Purpose is connected to 5 core supportive values:

Optimistic Future mindedness (mindset/aspiration),

Responsible Diligence (grit, perseverance),

Helpful Generosity (service, civic/school engagement and contribution)

Compassionate Forgiveness and Gratitude—(unless these youth are able to forgive/get past their negative circumstances, they will not be able to move forward toward their purpose) and

Constructive Creativity, to be able to see things around them in ways different from their peers, what the media say, even what their unempowered peers say, and to be able to think on their feet and improvise to reach their goals successfully and with integrity.

This is not to the exclusion of other core values, of course. However, these are the most essential and actionable within a school context, and therefore capable of serving as vehicles for bring social-emotional, moral, and character development into the mainstream of education. MOSAIC consists of a three-year curriculum sequence, ideally taught in Advisory periods, with a developmental focus on Better Me, Better School, Better World. All MOSAIC materials can be downloaded at www.SECDLab.org/MOSAIC.
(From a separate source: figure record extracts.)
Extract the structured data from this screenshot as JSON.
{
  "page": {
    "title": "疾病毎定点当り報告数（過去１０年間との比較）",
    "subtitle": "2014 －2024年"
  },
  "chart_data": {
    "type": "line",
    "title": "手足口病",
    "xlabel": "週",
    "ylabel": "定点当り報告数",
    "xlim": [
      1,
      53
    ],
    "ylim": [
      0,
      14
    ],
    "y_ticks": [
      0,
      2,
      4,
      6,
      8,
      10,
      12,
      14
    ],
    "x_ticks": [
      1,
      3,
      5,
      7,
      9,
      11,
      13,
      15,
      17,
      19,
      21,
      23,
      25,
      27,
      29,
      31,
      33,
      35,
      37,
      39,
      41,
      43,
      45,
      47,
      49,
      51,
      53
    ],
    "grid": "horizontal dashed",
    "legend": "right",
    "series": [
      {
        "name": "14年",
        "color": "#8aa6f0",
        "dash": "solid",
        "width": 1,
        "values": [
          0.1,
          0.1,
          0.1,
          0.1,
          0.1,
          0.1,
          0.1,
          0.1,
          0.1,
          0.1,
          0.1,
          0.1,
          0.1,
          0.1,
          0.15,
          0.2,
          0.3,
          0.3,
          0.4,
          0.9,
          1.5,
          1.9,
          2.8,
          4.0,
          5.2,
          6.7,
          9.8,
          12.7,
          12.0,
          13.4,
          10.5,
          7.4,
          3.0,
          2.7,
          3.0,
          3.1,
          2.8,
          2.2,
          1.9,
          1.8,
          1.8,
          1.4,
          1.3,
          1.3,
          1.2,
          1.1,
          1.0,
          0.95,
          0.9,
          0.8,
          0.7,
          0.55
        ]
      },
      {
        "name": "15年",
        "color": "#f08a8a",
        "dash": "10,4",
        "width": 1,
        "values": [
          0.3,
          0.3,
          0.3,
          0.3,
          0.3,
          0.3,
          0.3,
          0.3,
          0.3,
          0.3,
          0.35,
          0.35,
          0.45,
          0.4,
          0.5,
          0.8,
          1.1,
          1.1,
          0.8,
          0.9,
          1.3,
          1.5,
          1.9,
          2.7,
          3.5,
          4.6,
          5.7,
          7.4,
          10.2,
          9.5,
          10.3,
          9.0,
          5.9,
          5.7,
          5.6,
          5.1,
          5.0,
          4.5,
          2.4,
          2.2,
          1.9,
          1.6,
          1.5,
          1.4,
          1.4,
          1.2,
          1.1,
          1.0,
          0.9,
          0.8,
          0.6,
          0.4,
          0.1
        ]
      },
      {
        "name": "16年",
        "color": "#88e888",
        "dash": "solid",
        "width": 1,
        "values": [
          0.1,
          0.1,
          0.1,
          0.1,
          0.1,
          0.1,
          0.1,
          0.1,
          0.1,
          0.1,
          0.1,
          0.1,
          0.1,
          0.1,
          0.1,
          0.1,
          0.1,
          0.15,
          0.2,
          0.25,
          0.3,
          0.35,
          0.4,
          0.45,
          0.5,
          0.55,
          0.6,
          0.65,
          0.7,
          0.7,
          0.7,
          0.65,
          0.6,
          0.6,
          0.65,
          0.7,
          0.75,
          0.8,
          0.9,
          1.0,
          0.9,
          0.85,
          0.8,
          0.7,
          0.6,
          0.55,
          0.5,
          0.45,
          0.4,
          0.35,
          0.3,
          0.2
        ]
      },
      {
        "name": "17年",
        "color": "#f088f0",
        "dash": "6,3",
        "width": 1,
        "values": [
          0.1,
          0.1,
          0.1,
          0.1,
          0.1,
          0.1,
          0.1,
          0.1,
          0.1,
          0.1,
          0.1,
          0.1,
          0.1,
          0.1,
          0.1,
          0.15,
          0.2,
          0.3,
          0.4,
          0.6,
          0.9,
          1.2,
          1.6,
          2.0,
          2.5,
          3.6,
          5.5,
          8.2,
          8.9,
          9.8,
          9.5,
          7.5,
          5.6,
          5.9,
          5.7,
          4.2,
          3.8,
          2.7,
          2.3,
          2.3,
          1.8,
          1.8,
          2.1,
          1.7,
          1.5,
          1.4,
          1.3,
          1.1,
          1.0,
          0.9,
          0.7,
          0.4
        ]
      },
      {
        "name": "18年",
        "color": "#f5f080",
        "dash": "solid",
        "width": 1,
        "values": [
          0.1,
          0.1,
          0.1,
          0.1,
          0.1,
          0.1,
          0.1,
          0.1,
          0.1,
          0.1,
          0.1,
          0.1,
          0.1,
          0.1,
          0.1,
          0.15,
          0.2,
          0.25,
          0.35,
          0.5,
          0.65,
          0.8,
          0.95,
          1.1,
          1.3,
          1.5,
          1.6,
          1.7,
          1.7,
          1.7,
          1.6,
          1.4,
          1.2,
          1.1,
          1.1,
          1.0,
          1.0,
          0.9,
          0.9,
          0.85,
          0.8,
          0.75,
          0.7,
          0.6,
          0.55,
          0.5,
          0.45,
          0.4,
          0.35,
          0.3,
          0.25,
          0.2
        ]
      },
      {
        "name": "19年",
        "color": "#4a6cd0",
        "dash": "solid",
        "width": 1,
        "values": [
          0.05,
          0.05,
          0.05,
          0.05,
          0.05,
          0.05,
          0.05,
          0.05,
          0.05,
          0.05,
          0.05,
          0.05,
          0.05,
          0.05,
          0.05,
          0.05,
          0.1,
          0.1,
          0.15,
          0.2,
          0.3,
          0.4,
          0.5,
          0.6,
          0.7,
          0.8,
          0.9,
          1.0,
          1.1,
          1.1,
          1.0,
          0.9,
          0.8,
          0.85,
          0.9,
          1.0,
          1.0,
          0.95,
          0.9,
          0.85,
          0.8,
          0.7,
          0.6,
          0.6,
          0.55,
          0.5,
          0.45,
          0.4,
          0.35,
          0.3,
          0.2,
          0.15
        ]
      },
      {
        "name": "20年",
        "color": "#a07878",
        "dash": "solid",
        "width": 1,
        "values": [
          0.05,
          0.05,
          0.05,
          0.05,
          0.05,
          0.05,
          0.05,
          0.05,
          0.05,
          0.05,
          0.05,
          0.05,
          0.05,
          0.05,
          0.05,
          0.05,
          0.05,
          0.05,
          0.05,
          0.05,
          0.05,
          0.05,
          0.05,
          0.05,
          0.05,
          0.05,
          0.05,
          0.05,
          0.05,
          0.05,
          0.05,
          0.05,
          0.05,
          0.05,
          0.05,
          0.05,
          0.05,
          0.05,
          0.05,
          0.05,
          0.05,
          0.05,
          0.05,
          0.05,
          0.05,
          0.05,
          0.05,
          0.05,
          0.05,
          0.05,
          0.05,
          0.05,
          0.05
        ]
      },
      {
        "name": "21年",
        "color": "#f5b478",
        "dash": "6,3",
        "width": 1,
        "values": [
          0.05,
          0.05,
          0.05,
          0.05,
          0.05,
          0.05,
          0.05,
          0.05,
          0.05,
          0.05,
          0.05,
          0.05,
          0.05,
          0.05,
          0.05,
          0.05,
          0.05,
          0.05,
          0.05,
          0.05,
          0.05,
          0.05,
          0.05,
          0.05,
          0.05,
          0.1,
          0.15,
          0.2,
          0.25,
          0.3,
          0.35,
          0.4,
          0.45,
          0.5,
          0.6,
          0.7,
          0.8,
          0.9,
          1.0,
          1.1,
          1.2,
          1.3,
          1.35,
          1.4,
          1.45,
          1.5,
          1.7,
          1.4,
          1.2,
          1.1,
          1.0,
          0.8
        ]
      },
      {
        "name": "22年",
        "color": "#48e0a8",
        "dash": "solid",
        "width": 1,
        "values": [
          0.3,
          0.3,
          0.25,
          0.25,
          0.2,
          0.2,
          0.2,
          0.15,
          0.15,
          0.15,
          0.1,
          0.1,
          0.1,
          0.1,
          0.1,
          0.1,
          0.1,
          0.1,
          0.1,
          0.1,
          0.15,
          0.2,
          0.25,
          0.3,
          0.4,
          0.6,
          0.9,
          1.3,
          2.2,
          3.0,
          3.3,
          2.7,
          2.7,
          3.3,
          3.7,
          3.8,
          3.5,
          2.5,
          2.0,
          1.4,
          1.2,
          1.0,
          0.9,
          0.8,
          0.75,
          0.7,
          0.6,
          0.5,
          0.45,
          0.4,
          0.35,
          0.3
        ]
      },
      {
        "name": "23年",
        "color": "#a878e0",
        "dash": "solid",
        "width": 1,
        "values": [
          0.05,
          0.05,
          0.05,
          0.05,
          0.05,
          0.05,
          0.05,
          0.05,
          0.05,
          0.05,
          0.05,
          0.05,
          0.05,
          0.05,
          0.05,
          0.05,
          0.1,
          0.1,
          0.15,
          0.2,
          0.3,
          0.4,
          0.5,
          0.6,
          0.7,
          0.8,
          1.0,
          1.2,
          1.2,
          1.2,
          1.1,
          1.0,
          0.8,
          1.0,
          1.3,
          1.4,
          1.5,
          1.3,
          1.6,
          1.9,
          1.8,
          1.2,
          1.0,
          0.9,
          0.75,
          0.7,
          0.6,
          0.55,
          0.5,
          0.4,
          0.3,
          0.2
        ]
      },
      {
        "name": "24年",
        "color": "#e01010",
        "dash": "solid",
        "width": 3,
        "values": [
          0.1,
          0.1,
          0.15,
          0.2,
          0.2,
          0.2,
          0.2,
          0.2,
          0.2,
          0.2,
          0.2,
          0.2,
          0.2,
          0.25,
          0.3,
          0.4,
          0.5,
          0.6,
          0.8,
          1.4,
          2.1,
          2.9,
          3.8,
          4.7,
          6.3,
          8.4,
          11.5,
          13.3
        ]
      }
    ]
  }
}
A cornerstone of MOSAIC is The Ambassadors Program, providing training, leadership, and character development opportunities for two student-elected members of every homeroom within a middle school. These student leaders facilitate student discussions about problems

students are facing and bring consensual student feedback to the school’s Student Council or school administration for action. Ongoing Ambassador training and ongoing Ambassador-led student discussions aim to enhance purpose and related values in both the Ambassadors and their peers. Ultimately, the Ambassador Program aims to increase school-wide engagement, empowerment, and motivation for learning. At the web site, videos of Ambassador training, materials, and samples of MOSAIC lessons co-led by Ambassadors can be found. MOSAIC can be adapted to schools that are characterized by student alienation and de-motivation for learning and achievement.

We continue to research and elaborate the model showing the interconnection of SEL and Character and the added, essential role played by Positive Purpose. Webinar materials and research studies can be accessed at www.SECDLab.org.